It took me two attempts to see Inside Out. When it was in theaters, I decided it would be fun to take my 4 year old niece. Now, it was fun however, not a lot of movie watching was actually done. Most of it was taking breaks in the lobby, getting more popcorn, and eventually leaving early because she was getting too restless. Somehow the metaphorical undertones of maturing emotions went over her head. Oh well.
So I finally managed to watch the whole film this week with its release to Blu-ray. And now I know what I was only able to glimpse previously: its brilliant. It starts off really cutesy and high energy, but as it continues it really settles down into one of those classic Pixar think pieces that is both entertaining and actually has a strong element of theme.

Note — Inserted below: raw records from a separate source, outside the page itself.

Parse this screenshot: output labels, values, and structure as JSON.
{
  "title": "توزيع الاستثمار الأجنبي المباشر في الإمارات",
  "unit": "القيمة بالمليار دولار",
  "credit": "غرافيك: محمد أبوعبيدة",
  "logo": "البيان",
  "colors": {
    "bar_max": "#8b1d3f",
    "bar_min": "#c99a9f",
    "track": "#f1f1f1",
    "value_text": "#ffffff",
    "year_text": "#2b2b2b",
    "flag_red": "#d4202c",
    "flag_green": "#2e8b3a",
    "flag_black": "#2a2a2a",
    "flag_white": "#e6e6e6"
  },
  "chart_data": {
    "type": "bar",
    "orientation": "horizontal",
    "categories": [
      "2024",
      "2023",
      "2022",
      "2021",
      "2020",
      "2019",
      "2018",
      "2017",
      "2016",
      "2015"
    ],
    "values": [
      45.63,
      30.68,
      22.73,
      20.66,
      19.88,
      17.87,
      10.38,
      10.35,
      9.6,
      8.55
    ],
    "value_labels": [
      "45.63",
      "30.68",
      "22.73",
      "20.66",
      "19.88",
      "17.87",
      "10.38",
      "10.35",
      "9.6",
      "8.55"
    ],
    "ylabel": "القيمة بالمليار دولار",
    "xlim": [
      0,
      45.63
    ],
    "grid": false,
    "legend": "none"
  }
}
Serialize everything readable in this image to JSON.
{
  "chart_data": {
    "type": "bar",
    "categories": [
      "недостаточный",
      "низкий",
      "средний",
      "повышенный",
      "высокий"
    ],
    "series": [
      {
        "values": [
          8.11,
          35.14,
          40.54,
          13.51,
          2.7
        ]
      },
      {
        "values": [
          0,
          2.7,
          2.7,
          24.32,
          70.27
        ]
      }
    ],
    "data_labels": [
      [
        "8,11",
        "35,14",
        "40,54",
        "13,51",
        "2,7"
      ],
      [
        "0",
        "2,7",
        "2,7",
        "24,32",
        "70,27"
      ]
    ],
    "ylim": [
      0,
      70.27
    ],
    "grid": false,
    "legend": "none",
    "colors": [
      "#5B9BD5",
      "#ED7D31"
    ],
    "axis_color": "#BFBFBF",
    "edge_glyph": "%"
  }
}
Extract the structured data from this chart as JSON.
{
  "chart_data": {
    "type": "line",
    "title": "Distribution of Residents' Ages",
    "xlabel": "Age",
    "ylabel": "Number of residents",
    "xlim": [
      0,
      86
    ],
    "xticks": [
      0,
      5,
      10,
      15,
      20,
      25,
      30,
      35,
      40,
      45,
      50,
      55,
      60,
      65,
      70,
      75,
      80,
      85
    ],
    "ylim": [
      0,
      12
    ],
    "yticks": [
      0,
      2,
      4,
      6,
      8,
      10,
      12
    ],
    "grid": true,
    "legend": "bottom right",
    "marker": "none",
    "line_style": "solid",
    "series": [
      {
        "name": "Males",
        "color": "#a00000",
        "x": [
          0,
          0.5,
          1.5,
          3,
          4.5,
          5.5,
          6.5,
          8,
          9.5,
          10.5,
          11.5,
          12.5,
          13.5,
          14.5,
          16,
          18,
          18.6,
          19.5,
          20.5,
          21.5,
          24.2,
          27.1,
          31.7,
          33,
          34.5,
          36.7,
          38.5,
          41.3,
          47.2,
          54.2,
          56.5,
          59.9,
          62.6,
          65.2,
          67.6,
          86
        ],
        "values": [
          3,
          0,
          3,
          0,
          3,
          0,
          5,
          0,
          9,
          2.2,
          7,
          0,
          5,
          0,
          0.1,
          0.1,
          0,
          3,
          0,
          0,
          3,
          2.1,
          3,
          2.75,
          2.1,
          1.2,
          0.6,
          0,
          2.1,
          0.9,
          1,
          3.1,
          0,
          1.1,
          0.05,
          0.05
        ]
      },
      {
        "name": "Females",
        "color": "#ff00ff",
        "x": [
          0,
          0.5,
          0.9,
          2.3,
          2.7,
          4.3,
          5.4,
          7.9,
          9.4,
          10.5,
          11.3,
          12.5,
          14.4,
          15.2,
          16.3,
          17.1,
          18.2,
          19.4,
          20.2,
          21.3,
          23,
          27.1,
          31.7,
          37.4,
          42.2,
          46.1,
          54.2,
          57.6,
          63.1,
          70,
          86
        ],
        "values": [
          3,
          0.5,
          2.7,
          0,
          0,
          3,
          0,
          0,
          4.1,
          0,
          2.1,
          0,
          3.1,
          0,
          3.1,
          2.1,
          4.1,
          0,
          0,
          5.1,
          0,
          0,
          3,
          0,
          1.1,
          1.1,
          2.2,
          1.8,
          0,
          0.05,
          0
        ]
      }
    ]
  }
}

In this case its taking a pretty close and honest look at what it means to grow up.
The creativity behind how this girl’s head is designed is a lot of fun. The idea of long term memory being endless shelves, how memories themselves are translucent balls that fade as they’re forgotten, how dreams are created with a Hollywood-like studio, its all really cool.
And within this framework, Pixar puts together a great story about how two emotions, Joy and Sadness, have to figure out how to get the girl Riley through a major period of change for her. And as this story is told, we get a lot of insights into how the growing human mind works, how childish things like imaginary friends are put away, how emotions sometimes need to blend,, and why sometimes being happy isn’t everything. Pretty deep stuff when you dig into it.
But what is really great is that Pixar never spells all that out for you, its all visual and action-based. For example, at one point we see inside the parents heads. Anger is running the Dad’s brain, while Sadness is running the moms. Those are quick glances, but when you think about it it says a lot.
Inside out is a great movie, thats what this comes down to. Pixar has done it again.